Siempre hubo problemas en mi familia por mi sobrepeso, que si fulano era muy alcahuete y permisivo conmigo la otra persona era muy dura, recibía comentarios de todo tipo era hartante que solo se enfocaran en mi cuerpo como si nunca hubieran visto a alguien con algunos kilos de más, no era la única en el mundo después de todo. Pero en aquellos tiempos en los adolescentes de mi época no era tan común ni la obesidad infantil mucho menos en jóvenes, se daba, sí, pero no en cifras alarmantes como en los tiempos modernos.
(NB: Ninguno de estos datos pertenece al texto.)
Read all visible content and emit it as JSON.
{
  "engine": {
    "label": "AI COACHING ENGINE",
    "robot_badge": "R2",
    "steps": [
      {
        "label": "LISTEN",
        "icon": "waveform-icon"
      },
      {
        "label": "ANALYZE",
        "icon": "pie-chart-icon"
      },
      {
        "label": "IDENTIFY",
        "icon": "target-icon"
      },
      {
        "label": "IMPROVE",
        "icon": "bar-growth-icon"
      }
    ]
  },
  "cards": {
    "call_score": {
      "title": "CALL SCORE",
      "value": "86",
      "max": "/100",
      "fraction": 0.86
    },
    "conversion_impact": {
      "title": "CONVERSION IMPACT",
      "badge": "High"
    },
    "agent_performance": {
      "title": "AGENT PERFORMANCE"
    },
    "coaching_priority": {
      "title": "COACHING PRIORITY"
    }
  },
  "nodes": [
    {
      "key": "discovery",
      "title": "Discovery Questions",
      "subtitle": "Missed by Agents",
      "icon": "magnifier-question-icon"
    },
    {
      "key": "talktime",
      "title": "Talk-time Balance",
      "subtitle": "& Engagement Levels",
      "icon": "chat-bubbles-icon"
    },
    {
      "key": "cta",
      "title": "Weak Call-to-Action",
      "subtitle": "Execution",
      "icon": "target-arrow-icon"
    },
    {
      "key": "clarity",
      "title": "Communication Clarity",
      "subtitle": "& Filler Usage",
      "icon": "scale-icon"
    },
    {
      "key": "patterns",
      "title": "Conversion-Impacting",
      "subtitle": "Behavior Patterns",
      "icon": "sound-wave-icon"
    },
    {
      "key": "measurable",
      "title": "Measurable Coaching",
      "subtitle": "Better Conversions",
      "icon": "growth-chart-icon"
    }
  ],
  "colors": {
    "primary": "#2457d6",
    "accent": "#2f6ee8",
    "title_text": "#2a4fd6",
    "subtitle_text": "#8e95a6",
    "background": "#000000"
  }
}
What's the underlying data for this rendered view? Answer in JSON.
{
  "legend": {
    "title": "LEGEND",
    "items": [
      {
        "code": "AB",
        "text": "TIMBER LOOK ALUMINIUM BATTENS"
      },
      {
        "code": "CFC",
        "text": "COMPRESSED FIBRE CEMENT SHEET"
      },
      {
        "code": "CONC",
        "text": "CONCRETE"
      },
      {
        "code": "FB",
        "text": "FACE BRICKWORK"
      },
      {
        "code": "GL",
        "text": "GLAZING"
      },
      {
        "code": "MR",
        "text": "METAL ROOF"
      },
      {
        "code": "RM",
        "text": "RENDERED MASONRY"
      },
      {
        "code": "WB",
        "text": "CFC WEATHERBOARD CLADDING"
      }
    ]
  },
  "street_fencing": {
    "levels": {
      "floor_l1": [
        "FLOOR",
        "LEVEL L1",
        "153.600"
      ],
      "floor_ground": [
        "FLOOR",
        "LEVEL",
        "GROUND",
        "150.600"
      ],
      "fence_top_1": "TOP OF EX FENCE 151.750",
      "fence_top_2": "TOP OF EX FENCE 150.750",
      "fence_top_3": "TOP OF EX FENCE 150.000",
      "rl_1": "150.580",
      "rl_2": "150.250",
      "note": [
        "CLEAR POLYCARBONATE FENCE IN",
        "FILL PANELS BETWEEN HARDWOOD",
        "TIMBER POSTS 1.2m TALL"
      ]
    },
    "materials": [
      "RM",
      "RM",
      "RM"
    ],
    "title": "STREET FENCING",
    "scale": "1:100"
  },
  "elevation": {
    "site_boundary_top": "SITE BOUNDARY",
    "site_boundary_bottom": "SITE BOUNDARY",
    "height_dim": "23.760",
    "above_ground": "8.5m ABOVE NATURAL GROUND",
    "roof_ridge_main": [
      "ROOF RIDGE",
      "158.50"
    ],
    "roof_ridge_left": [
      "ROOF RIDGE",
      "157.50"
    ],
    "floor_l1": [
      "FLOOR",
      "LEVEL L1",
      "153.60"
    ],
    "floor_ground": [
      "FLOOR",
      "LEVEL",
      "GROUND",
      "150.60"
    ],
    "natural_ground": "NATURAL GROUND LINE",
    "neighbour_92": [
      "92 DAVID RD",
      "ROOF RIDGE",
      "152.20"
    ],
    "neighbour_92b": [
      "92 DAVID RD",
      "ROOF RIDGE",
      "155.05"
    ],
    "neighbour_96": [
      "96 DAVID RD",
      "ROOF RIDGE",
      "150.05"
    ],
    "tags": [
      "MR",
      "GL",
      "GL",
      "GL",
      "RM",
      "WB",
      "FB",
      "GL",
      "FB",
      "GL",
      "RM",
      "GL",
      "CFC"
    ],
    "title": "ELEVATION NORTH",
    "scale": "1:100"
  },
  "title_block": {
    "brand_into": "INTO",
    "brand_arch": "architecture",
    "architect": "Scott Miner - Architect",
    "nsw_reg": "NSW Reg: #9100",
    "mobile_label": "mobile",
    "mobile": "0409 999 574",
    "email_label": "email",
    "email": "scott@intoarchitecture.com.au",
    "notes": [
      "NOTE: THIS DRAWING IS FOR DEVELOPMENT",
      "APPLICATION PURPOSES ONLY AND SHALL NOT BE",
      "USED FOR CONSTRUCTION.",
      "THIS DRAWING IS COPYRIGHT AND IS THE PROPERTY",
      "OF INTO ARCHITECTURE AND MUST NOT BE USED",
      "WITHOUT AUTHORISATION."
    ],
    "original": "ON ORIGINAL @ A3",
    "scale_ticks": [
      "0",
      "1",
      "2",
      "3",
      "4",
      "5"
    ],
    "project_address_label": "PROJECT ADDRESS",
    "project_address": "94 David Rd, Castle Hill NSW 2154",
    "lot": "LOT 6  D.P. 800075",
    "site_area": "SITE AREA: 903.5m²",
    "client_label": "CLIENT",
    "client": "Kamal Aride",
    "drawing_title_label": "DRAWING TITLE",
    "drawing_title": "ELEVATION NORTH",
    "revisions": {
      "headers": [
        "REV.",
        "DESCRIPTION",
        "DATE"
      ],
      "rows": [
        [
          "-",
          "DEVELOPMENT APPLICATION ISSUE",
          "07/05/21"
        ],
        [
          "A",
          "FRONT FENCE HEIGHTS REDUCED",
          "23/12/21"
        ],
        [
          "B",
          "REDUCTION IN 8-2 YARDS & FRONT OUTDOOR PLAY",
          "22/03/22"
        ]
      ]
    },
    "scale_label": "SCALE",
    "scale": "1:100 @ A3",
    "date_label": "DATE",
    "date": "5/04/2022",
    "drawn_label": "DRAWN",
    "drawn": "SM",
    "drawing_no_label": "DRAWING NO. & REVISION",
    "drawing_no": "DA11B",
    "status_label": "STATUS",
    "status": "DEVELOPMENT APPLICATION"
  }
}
Finalmente; vinieron los problemas gastrointestinales al cruzar los 30,no lo voy a negar, la pase muy mal, para ese momento no estaba acostumbrada a tener el abdomen inflamado por cualquier tontería, todo me hacía daño, y desarrolle intolerancia hacia la lactosa ,lo que me hizo frenar de golpe su consumo, antes solía disfrutar de lácteos a diario y no fue hasta que deje de consumirlos que me di cuenta que talvez era eso lo que me mantenía con sobrepeso, la leche tiene grasa sin importar cuanto proceso lleve, y este producto transformado en quesos , helados, salsas y más hace que se doble su ya elevado contenido calórico. Recordando que la leche también posee azúcar naturalmente, eso era una bomba la cual yo consumía siempre con postres, galletas y todo tipo de bollería, el azúcar era otro factor por el cual no paraba de engordar.
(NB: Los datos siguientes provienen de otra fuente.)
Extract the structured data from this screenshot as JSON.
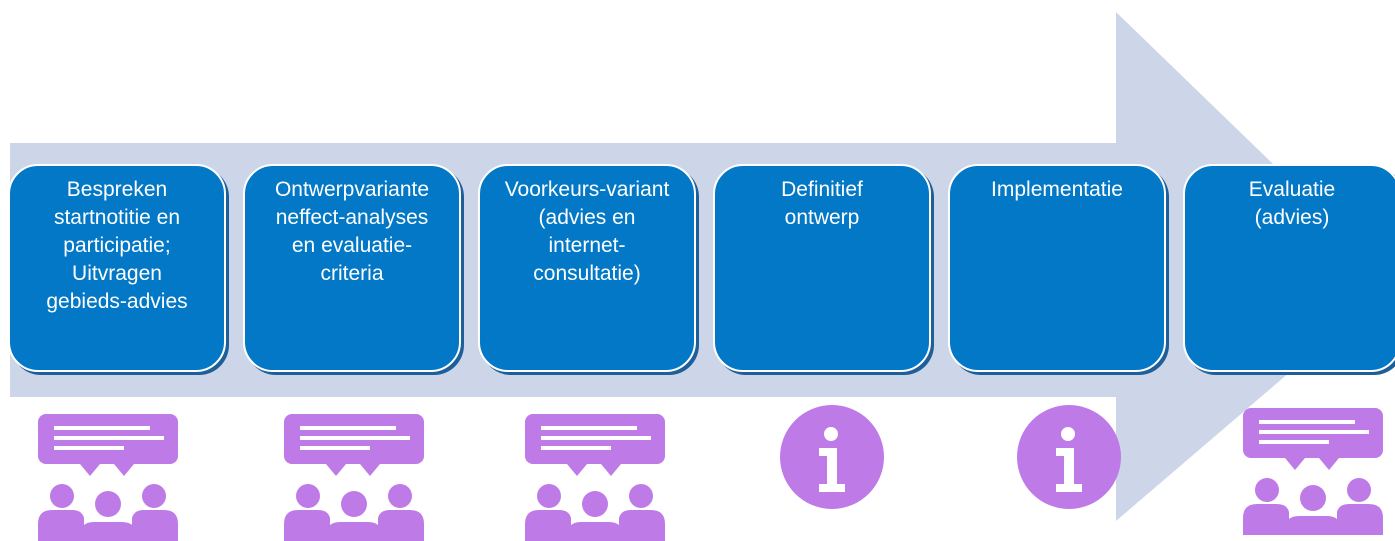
{
  "colors": {
    "arrow": "#cdd6e8",
    "step_fill": "#0378c6",
    "step_text": "#ffffff",
    "icon_purple": "#be7ae6",
    "icon_lines": "#ffffff"
  },
  "steps": [
    {
      "label": "Bespreken\nstartnotitie en\nparticipatie;\nUitvragen\ngebieds-advies",
      "icon": "participation-icon"
    },
    {
      "label": "Ontwerpvariante\nneffect-analyses\nen evaluatie-\ncriteria",
      "icon": "participation-icon"
    },
    {
      "label": "Voorkeurs-variant\n(advies en\ninternet-\nconsultatie)",
      "icon": "participation-icon"
    },
    {
      "label": "Definitief\nontwerp",
      "icon": "info-icon"
    },
    {
      "label": "Implementatie",
      "icon": "info-icon"
    },
    {
      "label": "Evaluatie\n(advies)",
      "icon": "participation-icon"
    }
  ]
}
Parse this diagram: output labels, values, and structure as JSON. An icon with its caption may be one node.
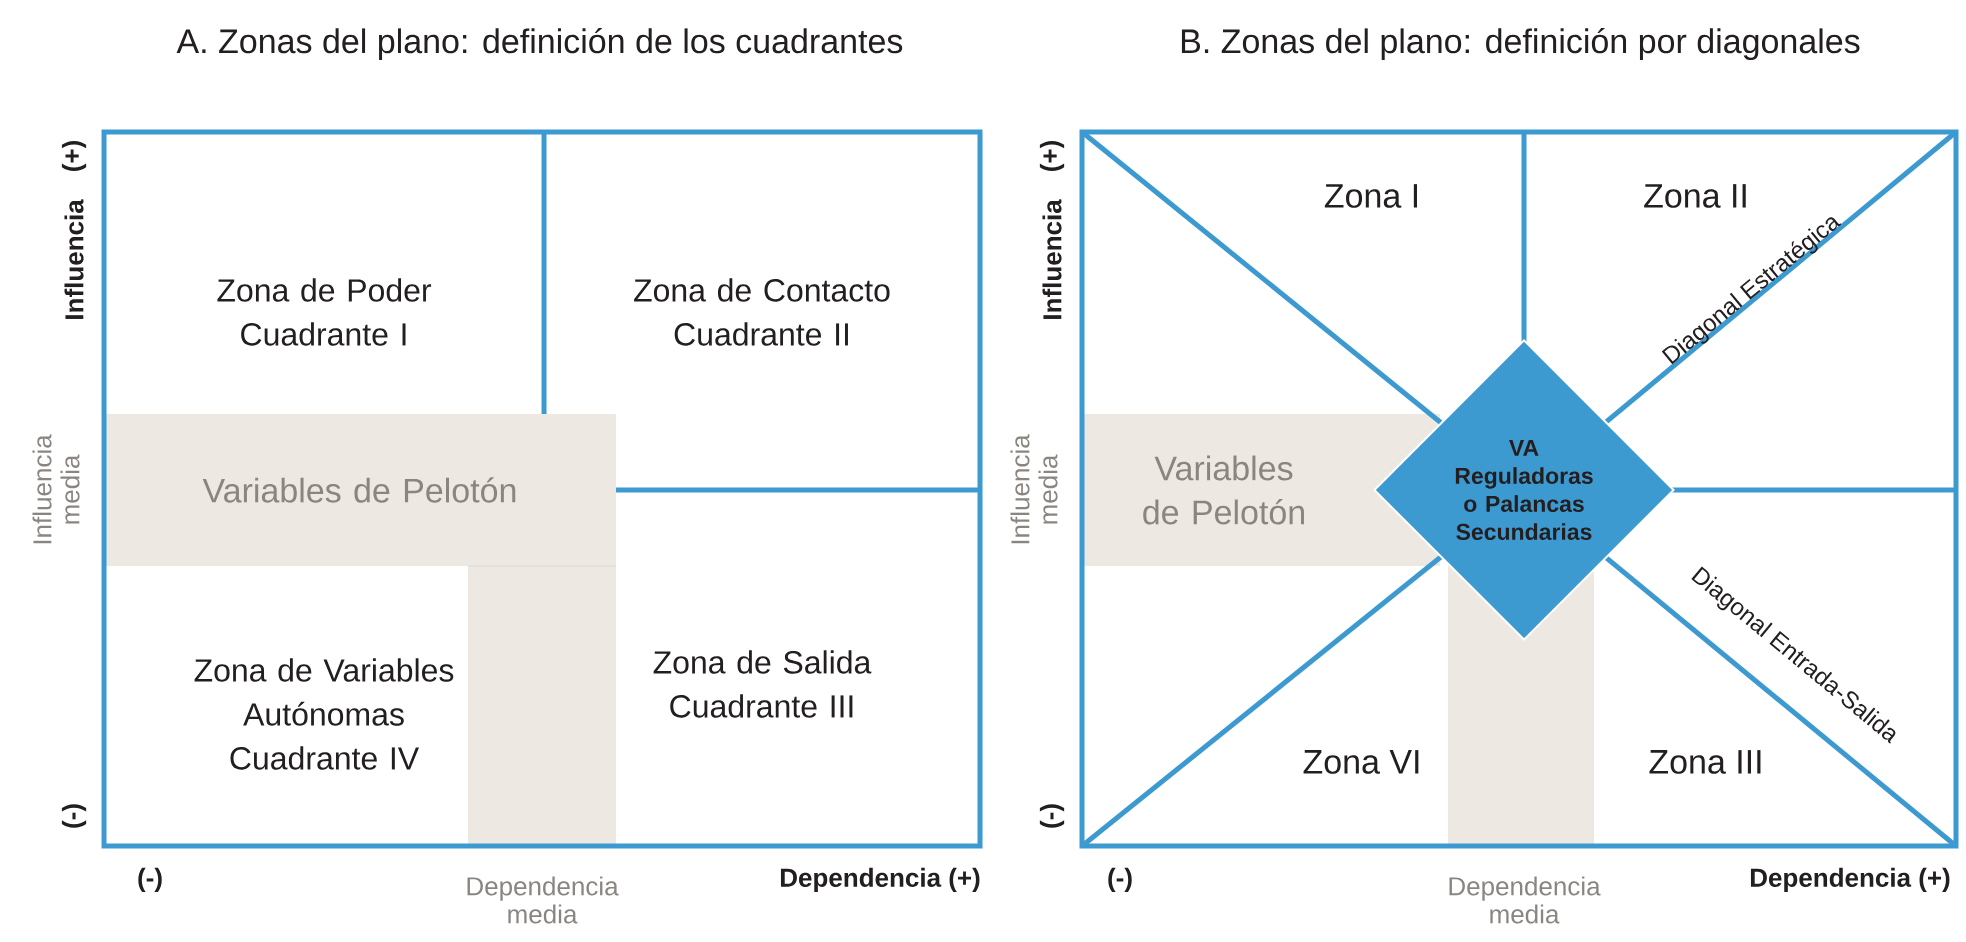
{
  "diagram": {
    "nodes": [
      {
        "text": [
          "A. Zonas del plano: definición de los cuadrantes"
        ]
      },
      {
        "text": [
          "Zona de Poder",
          "Cuadrante I"
        ],
        "in": 0
      },
      {
        "text": [
          "Zona de Contacto",
          "Cuadrante II"
        ],
        "in": 0
      },
      {
        "text": [
          "Variables de Pelotón"
        ],
        "in": 0
      },
      {
        "text": [
          "Zona de Variables Autónomas",
          "Cuadrante IV"
        ],
        "in": 0
      },
      {
        "text": [
          "Zona de Salida",
          "Cuadrante III"
        ],
        "in": 0
      },
      {
        "text": [
          "B. Zonas del plano: definición por diagonales"
        ]
      },
      {
        "text": [
          "Variables de Pelotón"
        ],
        "in": 6
      },
      {
        "text": [
          "VA Reguladoras o Palancas Secundarias"
        ],
        "in": 6
      }
    ],
    "labels": [
      "(+)",
      "Influencia",
      "Influencia media",
      "(-)",
      "(-)",
      "Dependencia media",
      "Dependencia (+)",
      "(+)",
      "Influencia",
      "Influencia media",
      "(-)",
      "Zona I",
      "Zona II",
      "Diagonal Estratégica",
      "Diagonal Entrada-Salida",
      "Zona VI",
      "Zona III",
      "(-)",
      "Dependencia media",
      "Dependencia (+)"
    ]
  }
}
NO fue hasta que tuve este problema con los alimentos y las repentinas alergias que me daban que tuve que modificar a la fuerza todo, antes me privaba de muchas cosas pero solo lo hacía por no engordar, ahora lo hago por salud y por intolerancia.

También empecé a tomar esta semilla famosa llamada Moringa, la cual mastico una vez al día con los alimentos y me ha ayudado a llevar en calma todo el proceso gástrico.

Muchos de los alimentos con grasa también desaparecieron en un 70% todo lo que son frituras se consume muy pocas veces, y los embutidos también fueron una parte importante de mi reducción ya que esto era lo que más consumía de joven sin entender las múltiples consecuencias que implica comer estos productos.

Finalmente logre poco a poco en tres años bajar de peso, en algún momento fue algo alarmante ya que pase de tener 75 kilos a 63 y eso mucha gente ya lo estaba notando, nunca faltaban los comentarios de entrometidos alegando que ahora me veía peor porque ya no tenía el cuerpo de antes, pero a mí eso no me  daba ni frio ni calor para mí lo importante era estar bien.

Después de un tiempo empecé a recobrar algo de peso hasta mantenerme balanceada con la cifra que realmente a mí me acomodo y me gusta actualmente peso 65kilos y lo considero bien, no lo siento como sobrepeso ni me da molestias de ningún tipo mucho menos con la ropa.

Como habrás leído no existe ningún plan mágico o estratégico para bajar de peso, todo está en nuestra forma de alimentarnos, puede sonar muy cliché, pero comprobé que solo cambiando mi forma de comer e incrementando la actividad física logre bajar de peso y mantenerme en el nivel deseado.